Vaygirl, she has been in the tank for about 2.5 months and it doesn't have a light. Thanks for the tips Oldfishlady, I have removed the heater and am going to get a PH test kit asap. I use Prime for a water conditioner and will add another drop or two. I have an ammonia test kit and level is good. I run all the water through a brita filter and age in open jugs for at least 2 days.


----------



## bettafish15 (Oct 3, 2010)

A water filter on your tap can take away the good minerals in the water fishes need...


----------



## baylee767 (Nov 5, 2010)

Yes, don't use the filter, use water conditioner.
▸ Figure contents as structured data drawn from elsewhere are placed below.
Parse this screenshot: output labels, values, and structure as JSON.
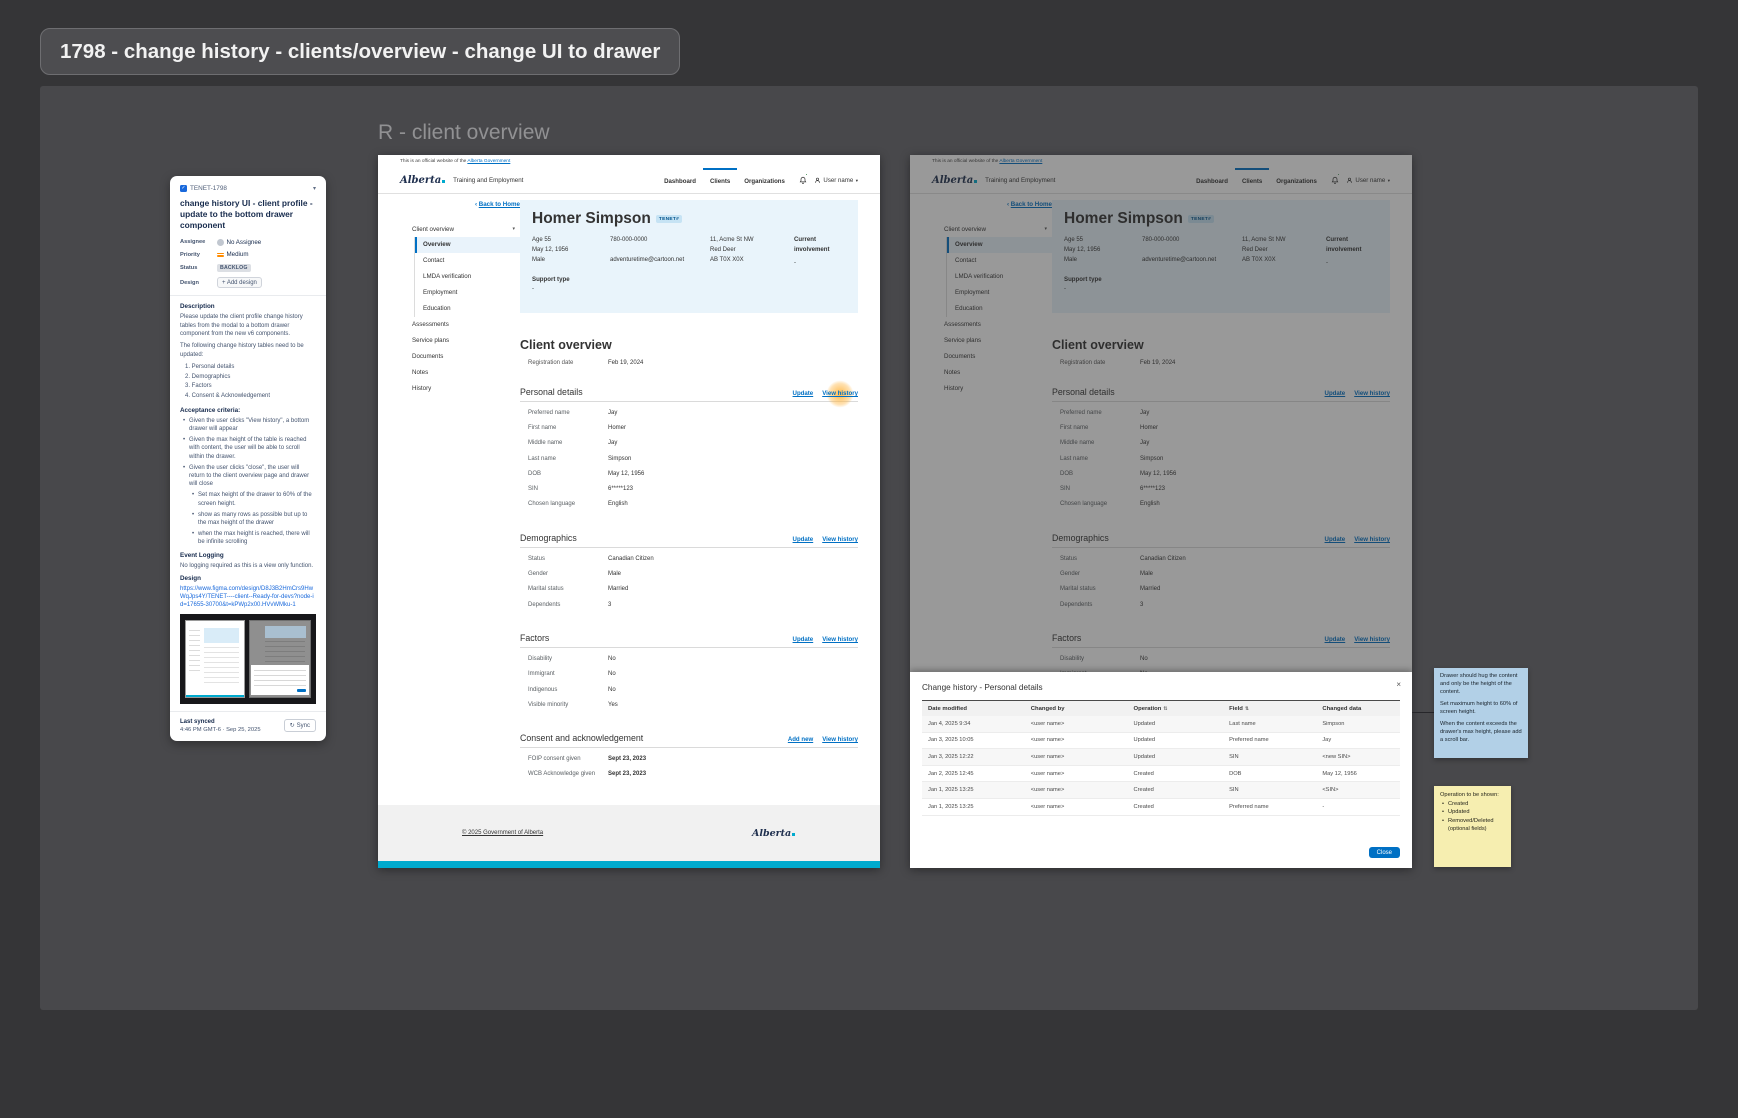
{
  "board": {
    "title": "1798 - change history - clients/overview - change UI to drawer",
    "section_label": "R - client overview"
  },
  "icons": {
    "check": "✓",
    "chevron_down": "▾",
    "back_arrow": "‹",
    "close": "×",
    "sync": "↻",
    "sort": "⇅"
  },
  "ticket": {
    "key": "TENET-1798",
    "title": "change history UI - client profile - update to the bottom drawer component",
    "assignee_label": "Assignee",
    "assignee_value": "No Assignee",
    "priority_label": "Priority",
    "priority_value": "Medium",
    "status_label": "Status",
    "status_value": "BACKLOG",
    "design_label": "Design",
    "add_design_button": "+ Add design",
    "description_heading": "Description",
    "description_intro": "Please update the client profile change history tables from the modal to a bottom drawer component from the new v6 components.",
    "description_list_intro": "The following change history tables need to be updated:",
    "description_list": [
      "1. Personal details",
      "2. Demographics",
      "3. Factors",
      "4. Consent & Acknowledgement"
    ],
    "acceptance_heading": "Acceptance criteria:",
    "acceptance_items": [
      "Given the user clicks \"View history\", a bottom drawer will appear",
      "Given the max height of the table is reached with content, the user will be able to scroll within the drawer.",
      "Given the user clicks \"close\", the user will return to the client overview page and drawer will close"
    ],
    "acceptance_subitems": [
      "Set max height of the drawer to 60% of the screen height.",
      "show as many rows as possible but up to the max height of the drawer",
      "when the max height is reached, there will be infinite scrolling"
    ],
    "event_logging_heading": "Event Logging",
    "event_logging_text": "No logging required as this is a view only function.",
    "design_heading": "Design",
    "design_link": "https://www.figma.com/design/D8J3B2HmCrs9HwWqJps4Y/TENET----client--Ready-for-devs?node-id=17655-30700&t=kPWp2x00.HVvWMku-1",
    "last_synced_label": "Last synced",
    "last_synced_value": "4:46 PM GMT-6 · Sep 25, 2025",
    "sync_button": "Sync"
  },
  "app": {
    "banner_prefix": "This is an official website of the ",
    "banner_link": "Alberta Government",
    "logo_text": "Alberta",
    "brand": "Training and Employment",
    "nav": [
      "Dashboard",
      "Clients",
      "Organizations"
    ],
    "user_menu": "User name",
    "back_link": "Back to Home",
    "sidebar": {
      "group": "Client overview",
      "sub_items": [
        "Overview",
        "Contact",
        "LMDA verification",
        "Employment",
        "Education"
      ],
      "items": [
        "Assessments",
        "Service plans",
        "Documents",
        "Notes",
        "History"
      ]
    },
    "client": {
      "name": "Homer Simpson",
      "badge": "TENET#",
      "age": "Age 55",
      "dob": "May 12, 1956",
      "gender": "Male",
      "phone": "780-000-0000",
      "email": "adventuretime@cartoon.net",
      "address_line1": "11, Acme St NW",
      "address_line2": "Red Deer",
      "address_line3": "AB T0X X0X",
      "current_involvement_label": "Current involvement",
      "current_involvement_value": "-",
      "support_type_label": "Support type",
      "support_type_value": "-"
    },
    "overview": {
      "heading": "Client overview",
      "registration_label": "Registration date",
      "registration_value": "Feb 19, 2024",
      "update_link": "Update",
      "view_history_link": "View history",
      "add_new_link": "Add new",
      "sections": [
        {
          "title": "Personal details",
          "rows": [
            {
              "label": "Preferred name",
              "value": "Jay"
            },
            {
              "label": "First name",
              "value": "Homer"
            },
            {
              "label": "Middle name",
              "value": "Jay"
            },
            {
              "label": "Last name",
              "value": "Simpson"
            },
            {
              "label": "DOB",
              "value": "May 12, 1956"
            },
            {
              "label": "SIN",
              "value": "6*****123"
            },
            {
              "label": "Chosen language",
              "value": "English"
            }
          ]
        },
        {
          "title": "Demographics",
          "rows": [
            {
              "label": "Status",
              "value": "Canadian Citizen"
            },
            {
              "label": "Gender",
              "value": "Male"
            },
            {
              "label": "Marital status",
              "value": "Married"
            },
            {
              "label": "Dependents",
              "value": "3"
            }
          ]
        },
        {
          "title": "Factors",
          "rows": [
            {
              "label": "Disability",
              "value": "No"
            },
            {
              "label": "Immigrant",
              "value": "No"
            },
            {
              "label": "Indigenous",
              "value": "No"
            },
            {
              "label": "Visible minority",
              "value": "Yes"
            }
          ]
        },
        {
          "title": "Consent and acknowledgement",
          "rows": [
            {
              "label": "FOIP consent given",
              "value": "Sept 23, 2023"
            },
            {
              "label": "WCB Acknowledge given",
              "value": "Sept 23, 2023"
            }
          ]
        }
      ]
    },
    "footer": {
      "copyright": "© 2025 Government of Alberta",
      "logo_text": "Alberta"
    }
  },
  "drawer": {
    "title": "Change history - Personal details",
    "columns": [
      "Date modified",
      "Changed by",
      "Operation",
      "Field",
      "Changed data"
    ],
    "rows": [
      {
        "date": "Jan 4, 2025 9:34",
        "changed_by": "<user name>",
        "operation": "Updated",
        "field": "Last name",
        "changed_data": "Simpson"
      },
      {
        "date": "Jan 3, 2025 10:05",
        "changed_by": "<user name>",
        "operation": "Updated",
        "field": "Preferred name",
        "changed_data": "Jay"
      },
      {
        "date": "Jan 3, 2025 12:22",
        "changed_by": "<user name>",
        "operation": "Updated",
        "field": "SIN",
        "changed_data": "<new SIN>"
      },
      {
        "date": "Jan 2, 2025 12:45",
        "changed_by": "<user name>",
        "operation": "Created",
        "field": "DOB",
        "changed_data": "May 12, 1956"
      },
      {
        "date": "Jan 1, 2025 13:25",
        "changed_by": "<user name>",
        "operation": "Created",
        "field": "SIN",
        "changed_data": "<SIN>"
      },
      {
        "date": "Jan 1, 2025 13:25",
        "changed_by": "<user name>",
        "operation": "Created",
        "field": "Preferred name",
        "changed_data": "-"
      }
    ],
    "close_button": "Close"
  },
  "notes": {
    "blue_note_lines": [
      "Drawer should hug the content and only be the height of the content.",
      "Set maximum height to 60% of screen height.",
      "When the content exceeds the drawer's max height, please add a scroll bar."
    ],
    "yellow_note_intro": "Operation to be shown:",
    "yellow_note_bullets": [
      "Created",
      "Updated",
      "Removed/Deleted (optional fields)"
    ]
  }
}
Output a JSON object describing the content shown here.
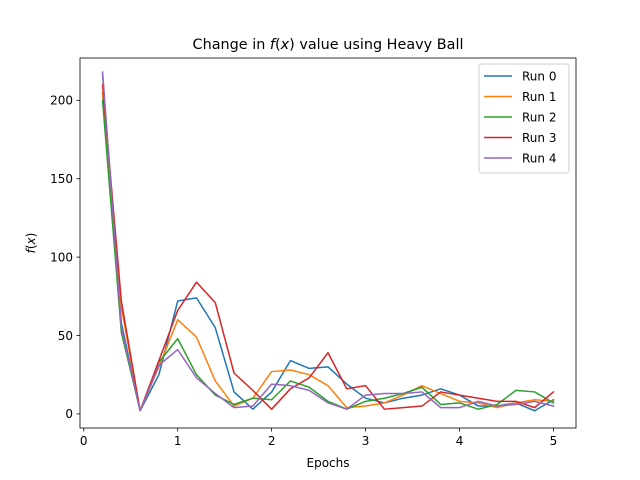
{
  "chart_data": {
    "type": "line",
    "title_prefix": "Change in ",
    "title_var": "f",
    "title_paren_open": "(",
    "title_arg": "x",
    "title_suffix": ") value using Heavy Ball",
    "xlabel": "Epochs",
    "ylabel_var": "f",
    "ylabel_paren_open": "(",
    "ylabel_arg": "x",
    "ylabel_paren_close": ")",
    "xlim": [
      -0.04,
      5.24
    ],
    "ylim": [
      -9,
      227
    ],
    "xticks": [
      0,
      1,
      2,
      3,
      4,
      5
    ],
    "yticks": [
      0,
      50,
      100,
      150,
      200
    ],
    "legend_position": "top-right",
    "grid": false,
    "x": [
      0.2,
      0.4,
      0.6,
      0.8,
      1.0,
      1.2,
      1.4,
      1.6,
      1.8,
      2.0,
      2.2,
      2.4,
      2.6,
      2.8,
      3.0,
      3.2,
      3.4,
      3.6,
      3.8,
      4.0,
      4.2,
      4.4,
      4.6,
      4.8,
      5.0
    ],
    "series": [
      {
        "name": "Run 0",
        "color": "#1f77b4",
        "values": [
          217,
          58,
          2,
          25,
          72,
          74,
          55,
          14,
          3,
          14,
          34,
          29,
          30,
          19,
          10,
          7,
          10,
          12,
          16,
          12,
          5,
          5,
          7,
          2,
          9
        ]
      },
      {
        "name": "Run 1",
        "color": "#ff7f0e",
        "values": [
          205,
          68,
          2,
          30,
          60,
          49,
          21,
          5,
          10,
          27,
          28,
          25,
          18,
          4,
          5,
          7,
          12,
          18,
          13,
          8,
          7,
          4,
          7,
          9,
          8
        ]
      },
      {
        "name": "Run 2",
        "color": "#2ca02c",
        "values": [
          200,
          52,
          2,
          33,
          48,
          25,
          12,
          6,
          10,
          9,
          21,
          17,
          8,
          3,
          8,
          10,
          13,
          17,
          6,
          7,
          3,
          6,
          15,
          14,
          7
        ]
      },
      {
        "name": "Run 3",
        "color": "#d62728",
        "values": [
          210,
          72,
          2,
          34,
          66,
          84,
          71,
          26,
          15,
          3,
          16,
          23,
          39,
          16,
          18,
          3,
          4,
          5,
          14,
          12,
          10,
          8,
          8,
          4,
          14
        ]
      },
      {
        "name": "Run 4",
        "color": "#9467bd",
        "values": [
          218,
          55,
          2,
          31,
          41,
          23,
          13,
          4,
          5,
          19,
          18,
          15,
          7,
          3,
          12,
          13,
          13,
          14,
          4,
          4,
          8,
          5,
          6,
          8,
          5
        ]
      }
    ]
  }
}
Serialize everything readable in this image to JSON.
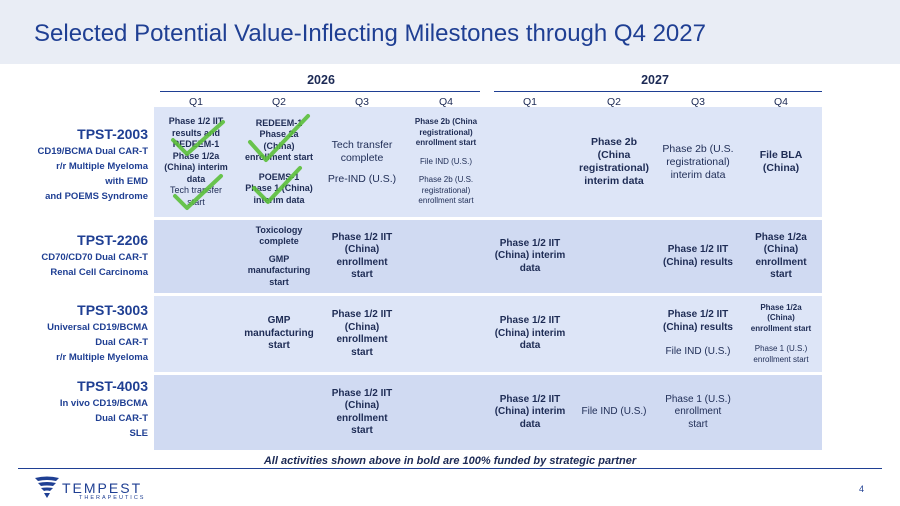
{
  "title": "Selected Potential Value-Inflecting Milestones through Q4 2027",
  "years": [
    "2026",
    "2027"
  ],
  "quarters": [
    "Q1",
    "Q2",
    "Q3",
    "Q4",
    "Q1",
    "Q2",
    "Q3",
    "Q4"
  ],
  "programs": [
    {
      "name": "TPST-2003",
      "desc": [
        "CD19/BCMA Dual CAR-T",
        "r/r Multiple Myeloma",
        "with EMD",
        "and POEMS Syndrome"
      ]
    },
    {
      "name": "TPST-2206",
      "desc": [
        "CD70/CD70 Dual CAR-T",
        "Renal Cell Carcinoma"
      ]
    },
    {
      "name": "TPST-3003",
      "desc": [
        "Universal CD19/BCMA",
        "Dual CAR-T",
        "r/r Multiple Myeloma"
      ]
    },
    {
      "name": "TPST-4003",
      "desc": [
        "In vivo CD19/BCMA",
        "Dual CAR-T",
        "SLE"
      ]
    }
  ],
  "cells": {
    "r0c0": [
      "Phase 1/2 IIT",
      "results and",
      "REDEEM-1",
      "Phase 1/2a",
      "(China) interim",
      "data"
    ],
    "r0c0b": [
      "Tech transfer",
      "start"
    ],
    "r0c1": [
      "REDEEM-1",
      "Phase 2a",
      "(China)",
      "enrollment start"
    ],
    "r0c1b": [
      "POEMS-1",
      "Phase 1 (China)",
      "interim data"
    ],
    "r0c2a": [
      "Tech transfer",
      "complete"
    ],
    "r0c2b": [
      "Pre-IND (U.S.)"
    ],
    "r0c3a": [
      "Phase 2b (China",
      "registrational)",
      "enrollment start"
    ],
    "r0c3b": [
      "File IND (U.S.)"
    ],
    "r0c3c": [
      "Phase 2b (U.S.",
      "registrational)",
      "enrollment start"
    ],
    "r0c5": [
      "Phase 2b",
      "(China",
      "registrational)",
      "interim data"
    ],
    "r0c6": [
      "Phase 2b (U.S.",
      "registrational)",
      "interim data"
    ],
    "r0c7": [
      "File BLA",
      "(China)"
    ],
    "r1c1a": [
      "Toxicology",
      "complete"
    ],
    "r1c1b": [
      "GMP",
      "manufacturing",
      "start"
    ],
    "r1c2": [
      "Phase 1/2 IIT",
      "(China)",
      "enrollment",
      "start"
    ],
    "r1c4": [
      "Phase 1/2 IIT",
      "(China) interim",
      "data"
    ],
    "r1c6": [
      "Phase 1/2 IIT",
      "(China) results"
    ],
    "r1c7": [
      "Phase 1/2a",
      "(China)",
      "enrollment",
      "start"
    ],
    "r2c1": [
      "GMP",
      "manufacturing",
      "start"
    ],
    "r2c2": [
      "Phase 1/2 IIT",
      "(China)",
      "enrollment",
      "start"
    ],
    "r2c4": [
      "Phase 1/2 IIT",
      "(China) interim",
      "data"
    ],
    "r2c6a": [
      "Phase 1/2 IIT",
      "(China) results"
    ],
    "r2c6b": [
      "File IND (U.S.)"
    ],
    "r2c7a": [
      "Phase 1/2a",
      "(China)",
      "enrollment start"
    ],
    "r2c7b": [
      "Phase 1 (U.S.)",
      "enrollment start"
    ],
    "r3c2": [
      "Phase 1/2 IIT",
      "(China)",
      "enrollment",
      "start"
    ],
    "r3c4": [
      "Phase 1/2 IIT",
      "(China) interim",
      "data"
    ],
    "r3c5": [
      "File IND (U.S.)"
    ],
    "r3c6": [
      "Phase 1 (U.S.)",
      "enrollment",
      "start"
    ]
  },
  "footnote": "All activities shown above in bold are 100% funded by strategic partner",
  "logo": {
    "name": "TEMPEST",
    "sub": "THERAPEUTICS"
  },
  "page_number": "4",
  "colors": {
    "title": "#1f3f93",
    "cell_light": "#dde5f7",
    "cell_alt": "#d0daf2",
    "checkmark": "#5bbf3a"
  }
}
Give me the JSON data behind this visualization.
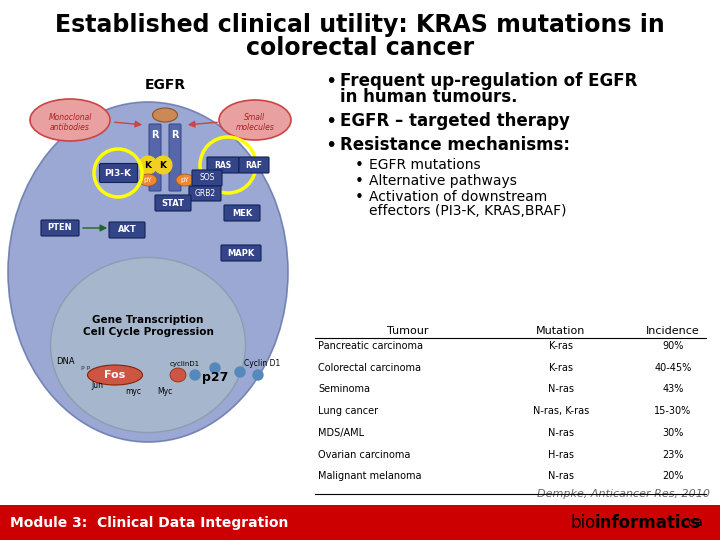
{
  "title_line1": "Established clinical utility: KRAS mutations in",
  "title_line2": "colorectal cancer",
  "title_fontsize": 17,
  "egfr_label": "EGFR",
  "bullet_points": [
    "Frequent up-regulation of EGFR\nin human tumours.",
    "EGFR – targeted therapy",
    "Resistance mechanisms:"
  ],
  "sub_bullets": [
    "EGFR mutations",
    "Alternative pathways",
    "Activation of downstream\neffectors (PI3-K, KRAS,BRAF)"
  ],
  "footer_text_left": "Module 3:  Clinical Data Integration",
  "footer_citation": "Dempke, Anticancer Res, 2010",
  "footer_bg": "#cc0000",
  "footer_text_color": "#ffffff",
  "bg_color": "#ffffff",
  "bullet_fontsize": 12,
  "sub_bullet_fontsize": 10,
  "footer_fontsize": 10,
  "table_headers": [
    "Tumour",
    "Mutation",
    "Incidence"
  ],
  "table_rows": [
    [
      "Pancreatic carcinoma",
      "K-ras",
      "90%"
    ],
    [
      "Colorectal carcinoma",
      "K-ras",
      "40-45%"
    ],
    [
      "Seminoma",
      "N-ras",
      "43%"
    ],
    [
      "Lung cancer",
      "N-ras, K-ras",
      "15-30%"
    ],
    [
      "MDS/AML",
      "N-ras",
      "30%"
    ],
    [
      "Ovarian carcinoma",
      "H-ras",
      "23%"
    ],
    [
      "Malignant melanoma",
      "N-ras",
      "20%"
    ]
  ],
  "cell_color": "#8899cc",
  "nucleus_color": "#aaaaaa",
  "box_color": "#334488",
  "pi3k_circle_color": "#ffff00",
  "ras_raf_circle_color": "#ffff00",
  "membrane_color": "#cc7766",
  "receptor_color": "#6677aa"
}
Also, how often do you do your regular water changes? And what's the exact ammonia level?


----------



## gosoul (Mar 20, 2011)

Not using the filter would be great! I've spend a ton of $ on filters to keep up with full water changes on my 2 - 2.5 gallon tanks. I thought I was helping the water by using it since my city tap water has a blue hue and funky taste. I do daily water changes using a turkey baster to remove any waste. I would say daily it's 10-25% then a full change weekly. To test ammonia I use an API test kit with the vial and 2 bottles of solution. I've never seen the ammonia tests show more than .25 and typically it's hard to guess if it's 0 or .25 on the color code. Thank you everyone for the input.


----------



## gosoul (Mar 20, 2011)

Just want to thank everyone for the input. The spell seems to have been broken last night when Shakira released a ton of eggs. Still glass surfing a little but no more frantic darting. I also have started introducing tap water without filtering.


----------



## turtle10 (Dec 30, 2010)

Remember to use dechlorinator!!!


----------